On Friday, the L.A. Times noted that “the New Mexico Department of Labor claimed the children worked as many as 14 hours a day and were taken advantage of because of statutes on the books that protected theatrical and film productions from child labor restrictions.” The next day, the New York Times noted that “(t)he question of how CBS accomplished the feat of taking 40 young children into the New Mexico desert for nearly six weeks during the middle of the school year, allowing them almost no contact with their parents, in order to produce a television show has attracted attention.”

The NY Times piece also carried a list of alleged onset accidents that have come to light, including an 11-year-old girl whose face was burned with grease during a cooking accident, and several children who required medical attention after drinking bleach that had been left in an unmarked soda bottle.

“The children were made to haul wagons loaded with supplies for more than a mile through the New Mexico countryside,” said the story, “and they worked long hours — “from the crack of dawn when the rooster started crowing” until at least 9:30 p.m., according to Taylor, a 10-year-old from Sylvester, GA.”

“Can they succeed where adults have failed?” the show’s promo spot asks.
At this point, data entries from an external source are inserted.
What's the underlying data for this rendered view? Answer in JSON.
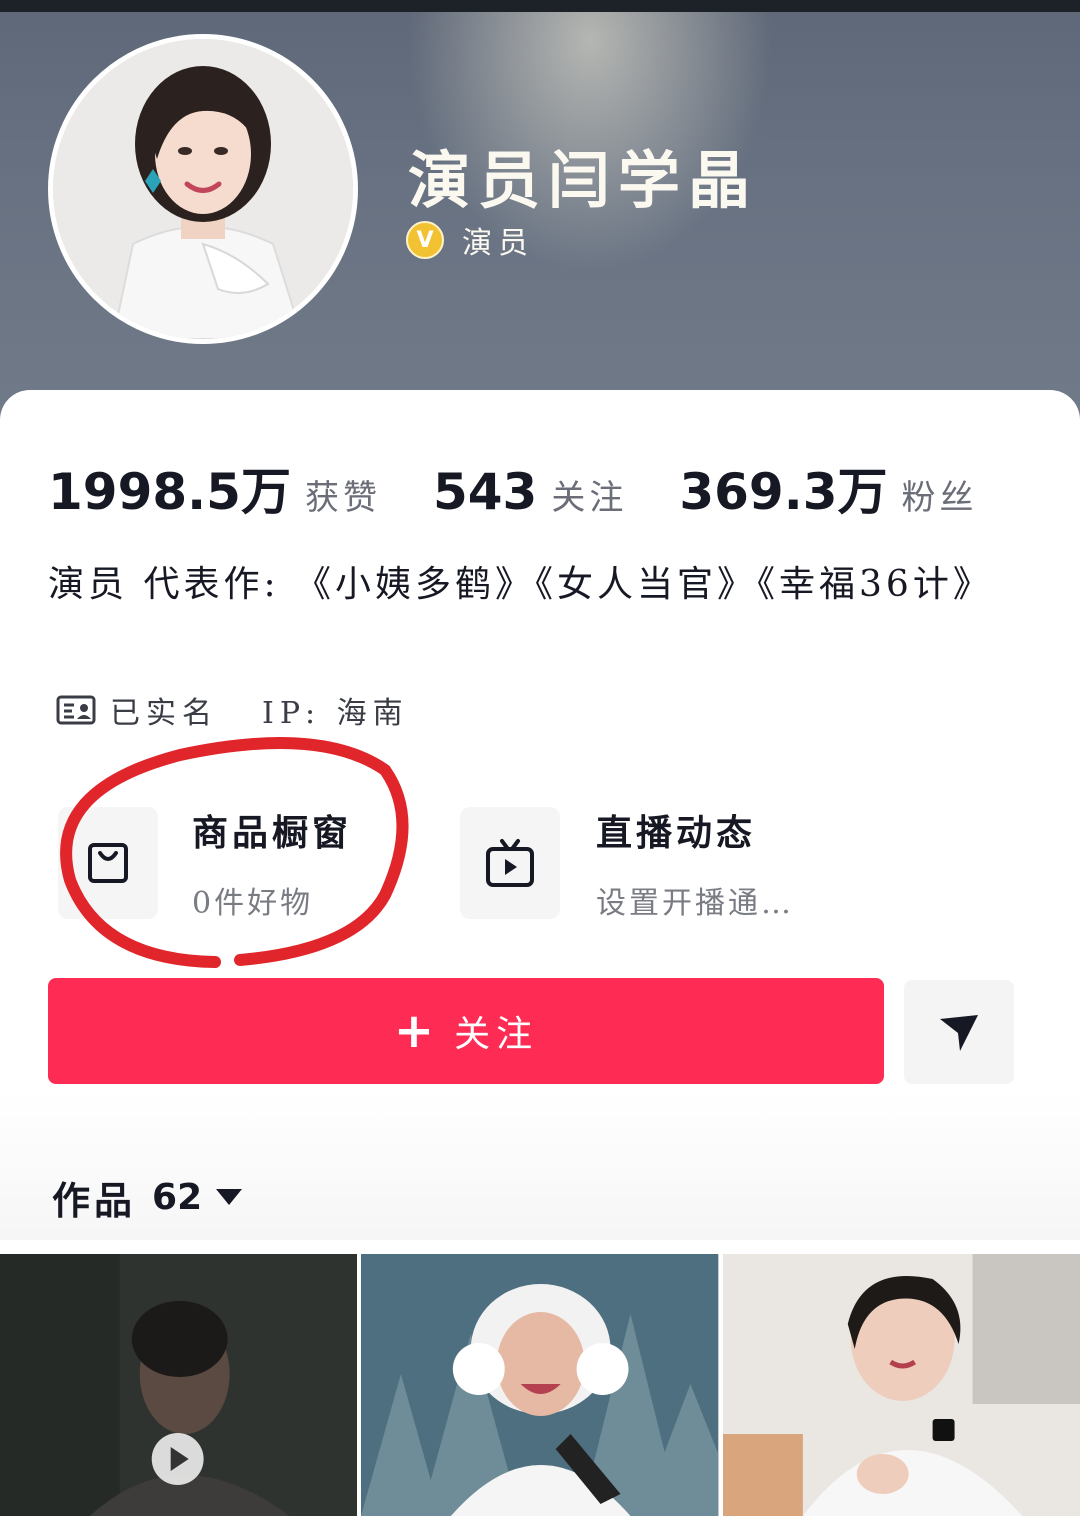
{
  "profile": {
    "name": "演员闫学晶",
    "verified_label": "演员",
    "verified_icon": "v-badge-icon"
  },
  "stats": [
    {
      "value": "1998.5万",
      "label": "获赞"
    },
    {
      "value": "543",
      "label": "关注"
    },
    {
      "value": "369.3万",
      "label": "粉丝"
    }
  ],
  "bio": "演员 代表作: 《小姨多鹤》《女人当官》《幸福36计》",
  "meta": {
    "id_label": "已实名",
    "ip_label": "IP: 海南"
  },
  "entries": {
    "shop": {
      "title": "商品橱窗",
      "subtitle": "0件好物",
      "icon": "shopping-bag-icon"
    },
    "live": {
      "title": "直播动态",
      "subtitle": "设置开播通…",
      "icon": "tv-icon"
    }
  },
  "actions": {
    "follow_label": "关注",
    "share_icon": "send-icon"
  },
  "works": {
    "label": "作品",
    "count": "62"
  },
  "colors": {
    "accent": "#fe2c55",
    "annotation_circle": "#e0252b",
    "verify_badge": "#f3c233"
  }
}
Failed at what, one wonders? Five millennia of painfully constructed civilization is no small task, especially one that allows us to enjoy entertainments this painstakingly contrived. One wonder, however, when young Taylor tells the NY Times that “I learned I have to work for what I want” during his time on the show. I had assumed – wrongly, it would appear – that this was the sort of lesson a parent taught a child, and not a network reality show designed to create, as the L.A. Times put it, “water cooler buzz.”